Знала я, что не век мне в тереме своем жить, но чаяла еще лето за батюшкиной пазухой отсидеться.
Да не вышло.
Мы, Вороны, бояре панцирные, верой и правдой князю на полуденном порубежье служим, жизни своей не жалея. Так что ушел мой батюшка на брань, а обратно его уже на телеге привезли. Чуть живого. А вслед за телегой во двор и горюшко мое въехало. На буланом коне богатырском, в кольчуге, да при мече. Косая сажень в плечах. Кудри русые. Богатырь, волостель княжеский Власт по прозвищу Урманин.
- Хороша у тебя дочка, боярин! - усмехнулся так, по-хозяйски, окинув меня взглядом. Словно кобылу на торгах выбирал. - Не продешевил я, когда тебя из хиновского плена спасал.
Может, и хорош Власт. Может, и сохнут по нему боярышни в стольном граде. Может, это я, убогая, счастья своего не понимаю. Только смотрю я на богатыря снизу вверх, и тошно мне. Руки у него здоровенные, загребущие. Глаза у Урманина лазурные. Стылые, как зимнее небо в месяце просинце. Смотрит с прищуром, как гости не глядят: будто глазами ощупывает и двор, и терем, и частокол, и коней, и девок. И меня. Даже купцы так не глядят. Только хиновец гладный, захватчик лютый.
Отступила я на шаг. А батюшка и говорит:
- Кланяйся, Любава, гостю дорогому, моему спасителю, жениху своему.
Кланяюсь - я батюшке перечить не приучена. Ему, наверно, видней, за кого мне лучше замуж идти.
Повела гостя в терем, как водится, потчевать медами да разносолами. А как исполнила все свои хозяйские обязанности - снова поклонилась, да и ушла к себе в горницу. Заперлась, Малушку-чернавку за порог выставила: наедине подумать охота. Чернавка у порога горницы спать и пристроилась.

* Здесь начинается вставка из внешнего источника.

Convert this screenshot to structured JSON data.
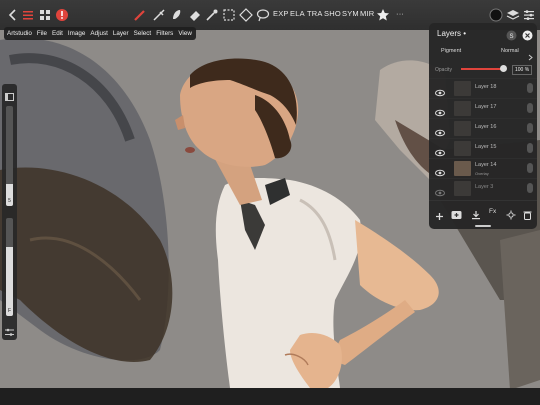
{
  "toolbar": {
    "exp": "EXP",
    "ela": "ELA",
    "tra": "TRA",
    "sho": "SHO",
    "sym": "SYM",
    "mir": "MIR",
    "more": "···"
  },
  "menu": [
    "Artstudio",
    "File",
    "Edit",
    "Image",
    "Adjust",
    "Layer",
    "Select",
    "Filters",
    "View"
  ],
  "left_sliders": {
    "size": {
      "value": "5",
      "fraction": 0.22
    },
    "opacity": {
      "value": "F",
      "fraction": 0.7
    }
  },
  "layers": {
    "title": "Layers •",
    "blend_pigment": "Pigment",
    "blend_mode": "Normal",
    "opacity_label": "Opacity",
    "opacity_value": "100 %",
    "opacity_fraction": 1.0,
    "items": [
      {
        "name": "Layer 18",
        "sub": "",
        "visible": true
      },
      {
        "name": "Layer 17",
        "sub": "",
        "visible": true
      },
      {
        "name": "Layer 16",
        "sub": "",
        "visible": true
      },
      {
        "name": "Layer 15",
        "sub": "",
        "visible": true
      },
      {
        "name": "Layer 14",
        "sub": "Overlay",
        "visible": true
      },
      {
        "name": "Layer 3",
        "sub": "",
        "visible": false
      }
    ]
  },
  "colors": {
    "accent_red": "#e0443c",
    "topbar": "#333333",
    "panel": "#262626",
    "canvas": "#8d8a87"
  }
}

А мне не спится; месяц в окошко светит, думы в голове беспросветные, как омуты темные. Слышу за дверью шум, вот и вышла поглядеть. А там Урманин Малушку за косу ухватил, к сундуку прижал. Вырывается чернавка, да куда ей! Дверь стукнула, Власт девку отпустил.
Вскочила, попятилась Малушка, об порожек споткнулась и задом на пол плюхнулась, в ноги мне спиной уперлась. Глянула я на чернавку, глаза на Власта подняла. А глаза у него синие, холодные. Как отсвет на мече буланом.
- Что ж ты, - говорю, - Власт Гардинович, на женскую половину раньше времени пришел? Не муж ты мне еще - жених. Покуда я тут хозяйка. Ты почто ж добро мое портить надумал?
- Покуда ты хозяйка. А добро у мужа и жены общее. Ну, ничего, - говорит, - я подожду. Недолго осталось.
И ушел.
А я стоять осталась. Малушка поскуливает тихо, ноги мои обняв. Я б тоже заскулила, да негоже боярской дочке плакать. А больше делать нечего. Не из робкого я десятка: о прошлом годе вон лису бешеную, что во двор забежала, на вилы сама подняла. А как разбойные людишки, пока батюшки с дружиной не было, на терем полезли - ничего, оборону держали, пока подмога не подоспела. Но тут не зверь бешеный и не тать с большого шляха. Против волостеля княжеского да против воли батюшкиной не пойти мне.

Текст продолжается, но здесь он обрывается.